Tech

DeepMind’s AI is figuring out the structures for every protein known to humanity

By understanding the shape of proteins in the human body, researchers can learn their function — and how to combat diseases.

Protein, illustration.
CHRISTOPH BURGSTEDT/SCIENCE PHOTO LIBRARY/Science Photo Library/Getty Images

DeepMind, the artificial intelligence subsidiary of Alphabet, says it will release the shapes for nearly every protein found in the human body and those in 20 other widely studied organisms, making up nearly all proteins known to science.

Using its AlphaFold program, the company has already released 350,000 structures into the public domain and plans to predict and release the structures for an additional 100 million in the next few months.

By understanding the shape of proteins in the human body, researchers can figure out what they do. Figuring out what proteins do is key to understanding the basic mechanism of life, when it works and when it doesn’t. But experiments to determine the structures of proteins can take months or longer in a lab; after decades of work, only 17 percent of the proteins in the human body have had their shape identified.
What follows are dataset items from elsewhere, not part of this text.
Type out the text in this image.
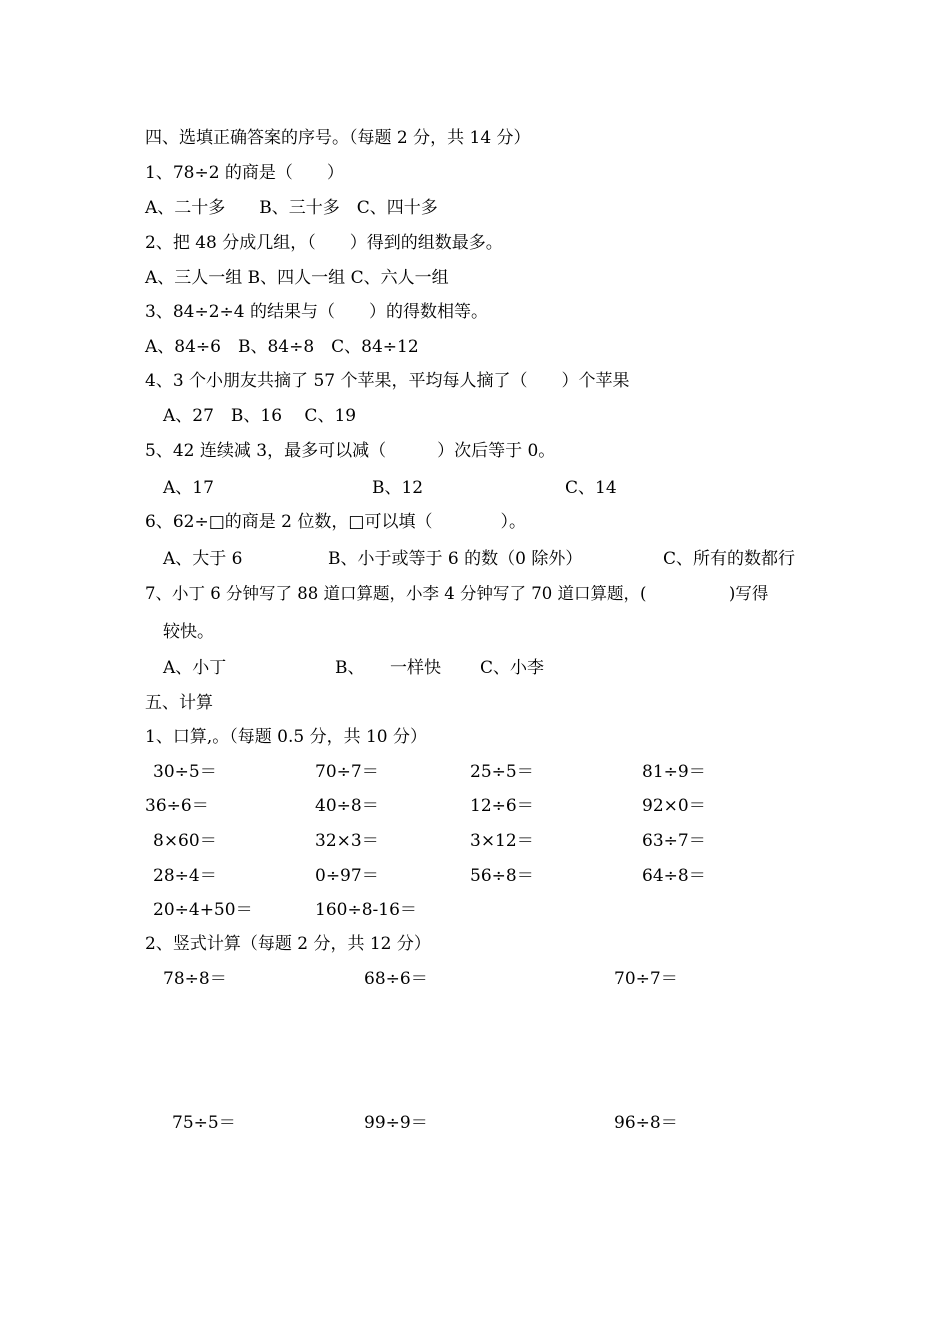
四、选填正确答案的序号。（每题 2 分，共 14 分）
1、78÷2 的商是（　　）
A、二十多　　B、三十多　C、四十多
2、把 48 分成几组，（　　）得到的组数最多。
A、三人一组 B、四人一组 C、六人一组
3、84÷2÷4 的结果与（　　）的得数相等。
A、84÷6　B、84÷8　C、84÷12
4、3 个小朋友共摘了 57 个苹果，平均每人摘了（　　）个苹果
A、27　B、16　 C、19
5、42 连续减 3，最多可以减（　　　）次后等于 0。
A、17	B、12	C、14
6、62÷□的商是 2 位数，□可以填（　　　　）。
A、大于 6	B、小于或等于 6 的数（0 除外）	C、所有的数都行
7、小丁 6 分钟写了 88 道口算题，小李 4 分钟写了 70 道口算题，(　　　　　)写得
较快。
A、小丁	B、　　一样快 C、小李
五、计算
1、口算,。（每题 0.5 分，共 10 分）
30÷5＝	70÷7＝	25÷5＝	81÷9＝
36÷6＝	40÷8＝	12÷6＝	92×0＝
8×60＝	32×3＝	3×12＝	63÷7＝
28÷4＝	0÷97＝	56÷8＝	64÷8＝
20÷4+50＝	160÷8-16＝
2、竖式计算（每题 2 分，共 12 分）
78÷8＝	68÷6＝	70÷7＝
75÷5＝	99÷9＝	96÷8＝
Cracking the code — In order for proteins to function correctly, they go through the cellular process of protein folding, or folding into specific, three-dimensional shapes. The structure determines what a protein does, and knowing its shape can help researchers recognize when problems arise and create drugs to combat them.

Efforts to develop a COVID-19 vaccine focused on the virus’s spike protein, for instance. The spike protein lives on the outside of a coronavirus and is how COVID-19 enters human cells. The existing vaccines give instructions for human cells to make a harmless piece of this spike protein, after which the immune system recognizes that the protein doesn’t belong there and begins building a response. Knowing the shape of the spike protein was essential to creating a vaccine.

AI for good — DeepMind trained AlphaFold on a public database of approximately 170,000 protein structures from a publicly available data bank. It has boosted the high accuracy of AlphaFold to predict the outcome of protein folding in a matter of days, and says it’s now predicted the shapes for 36 percent of human proteins with a high degree of confidence. That’s huge if it means scientists no longer have to go through an exhaustive process to figure out the underlying structures of the proteins they’re trying to study.

We often think of artificial intelligence mostly used to pedestrian ends, like deciding what to show us in our news feeds. But technology like AlphaFold actually lives up to the greater ambition of computers studying huge swathes of data and making predictions that a human never could.